South Armagh and Newry make top 100 deprived areas

Tuesday, 28 November 2017

South Armagh and Newry make top 100 deprived areas thumbnailSinn Féin MLA, Megan Fearon

EIGHT of the top 100 most deprived areas in Northern Ireland are in the Newry, Mourne and Down district, new figures have revealed.

That's the third highest behind Belfast and Derry and Strabane councils, and four of the eight are in South Armagh.

The statistics, revealed by the Northern Ireland Statistics and Research Agency, measure the income, employment, health and disability figures along with education, access to services, living environment and crime and disorder.

Crossmaglen (57), Creggan (72), Silverbridge (94) and Forkhill (100) are the areas listed in the South Armagh area, while Drumgullion (70), Daisy Hill (75) and Ballybot (93) from Newry City make the top 100.

Murlough, in South Down is listed 89th.

The figures have led to Sinn Féin MLA, Megan Fearon, claiming that the "disastorous Tory austerity strategy" was driving the increase in deprivation.

She said that tackling poverty and bringing equality to rural areas was the strategy needed to address the issue.

Ms Fearon said: "There are many factors which contribute to rural poverty and isolation. These include poor access to basic services such as health and recreation, sporadic broadband coverage and poor access to public transport.

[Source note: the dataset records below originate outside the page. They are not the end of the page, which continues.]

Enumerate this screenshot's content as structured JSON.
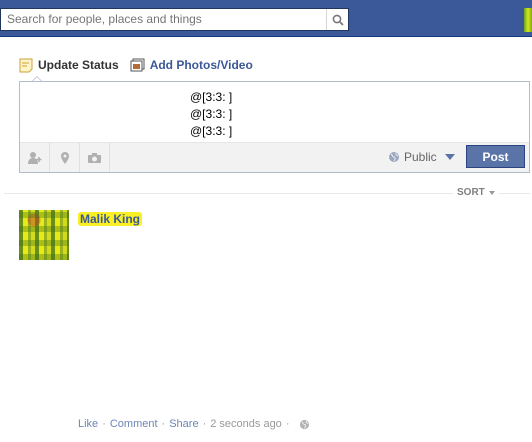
{
  "header": {
    "search": {
      "placeholder": "Search for people, places and things",
      "icon": "search-icon"
    },
    "avatar_icon": "profile-thumbnail"
  },
  "composer": {
    "tabs": [
      {
        "label": "Update Status",
        "icon": "status-icon"
      },
      {
        "label": "Add Photos/Video",
        "icon": "photo-icon"
      }
    ],
    "text_lines": [
      "@[3:3: ]",
      "@[3:3: ]",
      "@[3:3: ]"
    ],
    "footer_icons": [
      "tag-friends-icon",
      "location-icon",
      "camera-icon"
    ],
    "privacy": {
      "label": "Public",
      "icon": "globe-icon"
    },
    "post_label": "Post"
  },
  "feed": {
    "sort_label": "SORT",
    "story": {
      "author": "Malik King",
      "actions": [
        "Like",
        "Comment",
        "Share"
      ],
      "timestamp": "2 seconds ago",
      "audience_icon": "globe-icon"
    }
  },
  "colors": {
    "brand_blue": "#3b5998",
    "post_button": "#5b74a8",
    "link": "#6d84b4"
  }
}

"All of these factors can be compounded by a stressful and solitary working environment and a lack of financial investment in rural areas. However the driving factor is the disastrous Tory austerity policy which has overseen attacks on our Public Services and ultimately the most vulnerable in our society.

"The strategy needed to solve challenges of deprivation is one of tackling poverty and bringing equality to rural areas not a failing and ruthless Tory Austerity strategy which has forced families and whole communities into poverty, deprivation and ill health."

Her comments were backed up by her party colleague, Newry and Armagh MP Mickey Brady.

"Whilst the figures have just been published and need to be carefully studied, it is already evident from them that substantial inequalities still exist between and within communities," he said.

"These inequalities need to be robustly tackled if we are going to improve the lives of everyone and help them fulfil their true potential."